Impact of obesity on global and regional systolic function in children: a CMR study
© Viallon et al; licensee BioMed Central Ltd. 2011
Published: 2 February 2011
Early detection of subclinical manifestations of obesity is important to initiate early effective treatment aiming at reversing the process. Recent studies using echocardiography tissue doppler or strain rate imaging have suggested the potential of motion tracking methods to characterize subtle systolic changes that may be associated with obesity in children (1,2).
The aim of the present study was to investigate LV global and intra-myocardial regional systolic mechanics using CMR tagging in obese and non-obese adolescents in order to better characterize the subclinical early changes associated with obesity in children.
Standard CMR global and regional LV function study and cine-tagging with complementary myocardial tagging(CSPAMM) were performed in 25 obese children and 25 lean controls. Inclusion criteria were: no previous diagnosis of hypertension and treatment with antihypertensive/anti-diabetic drugs or drugs known to affect glucose and lipid metabolism; no history of familial hypertension/dyslipidemia; absence of diabetes or other chronic disease. The study protocol has been approved by the Mother&Child Ethics Committee. Magnitude CSPAMM images were processed using InTag post-processing toolbox (Creatis, Lyon, France) implemented in OsiriX software (Geneva, Switzerland) to perform quantitative myocardial strain analysis. Motion estimation is based on the Sine Wave Modeling approach(3). Regional and global peak circumferential(Ecc), longitudinal(Ell) strains as well as peak rotation and torsion were calculated.

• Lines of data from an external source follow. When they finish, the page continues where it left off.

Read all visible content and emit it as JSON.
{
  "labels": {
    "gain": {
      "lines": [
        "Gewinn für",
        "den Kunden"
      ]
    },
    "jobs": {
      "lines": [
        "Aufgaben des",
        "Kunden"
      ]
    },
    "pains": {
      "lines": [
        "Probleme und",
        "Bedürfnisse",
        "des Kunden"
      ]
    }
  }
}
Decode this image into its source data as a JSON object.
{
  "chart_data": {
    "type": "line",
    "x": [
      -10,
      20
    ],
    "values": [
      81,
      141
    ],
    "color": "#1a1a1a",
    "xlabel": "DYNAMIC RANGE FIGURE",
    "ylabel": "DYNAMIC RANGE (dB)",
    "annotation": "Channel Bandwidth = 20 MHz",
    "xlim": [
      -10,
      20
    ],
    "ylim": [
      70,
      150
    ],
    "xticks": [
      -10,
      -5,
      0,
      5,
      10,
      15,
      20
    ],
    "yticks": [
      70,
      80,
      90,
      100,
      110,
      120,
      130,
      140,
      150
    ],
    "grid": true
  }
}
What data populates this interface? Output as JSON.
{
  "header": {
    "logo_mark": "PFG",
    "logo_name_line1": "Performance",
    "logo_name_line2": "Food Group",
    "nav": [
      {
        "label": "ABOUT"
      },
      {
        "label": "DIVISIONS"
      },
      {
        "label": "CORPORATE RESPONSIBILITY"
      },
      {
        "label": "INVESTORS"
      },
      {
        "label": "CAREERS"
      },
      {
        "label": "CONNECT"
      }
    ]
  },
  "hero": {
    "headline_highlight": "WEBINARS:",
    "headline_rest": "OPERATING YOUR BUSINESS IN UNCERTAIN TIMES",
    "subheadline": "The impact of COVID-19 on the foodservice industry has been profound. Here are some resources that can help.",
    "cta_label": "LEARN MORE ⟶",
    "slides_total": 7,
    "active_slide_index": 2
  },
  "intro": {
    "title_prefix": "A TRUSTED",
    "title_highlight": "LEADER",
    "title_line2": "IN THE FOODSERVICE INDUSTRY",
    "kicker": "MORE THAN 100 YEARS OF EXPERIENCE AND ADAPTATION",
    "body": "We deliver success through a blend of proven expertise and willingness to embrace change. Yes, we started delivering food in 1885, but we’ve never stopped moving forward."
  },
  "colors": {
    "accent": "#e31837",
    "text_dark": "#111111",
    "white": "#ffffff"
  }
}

Gender distribution was not different between the two groups but obese children were older(14.1±1vs 12.9±1.7yrs,p<0.01). BMI(30.4±5.4vs18.9±1.9),Z-score(2.58vs0.02,p<0.0001), systolic (112±13vs101±10 mmHg,p<0.01) and diastolic blood pressure (55±6vs52±7mmHg, p<0.05) were greater whereas heart rate(71±9vs77±9bpm,p<0.05) was lower in the obese group. Measurements of LV mass (97.24±21.2vs80.5±20.2g,p<0.0001) and EDV (117.6±32.6vs101.3±23.7 ml,p<0.01) were significantly greater in the obese children. Although global systolic function was not different among the two groups, obese children exhibited a significantly increased stroke volume (60.44±6.74vs 58.06±5.7ml,p<0.01). In obese children, Ecc displayed only a trend to lower values in basal level (-0.15±0.2 vs -0.16±0.2%,p=NS) similarly to what was observed for Ell (-0.14±0.2 vs 0.15±.01,p=NS). Torsion was also not significantly increased in obese children (19.5±3.8° vs 18.0±4.3°,p=NS).
If our data confirm that obese children have early morphological changes in LV mass, EDV and SV, regional circumferential and longitudinal strains are not yet altered from normal. The trend to increased torsion and increased wall thickness may be an adaptation to increased LV ED volume and may lead to early impairment of LV diastolic function.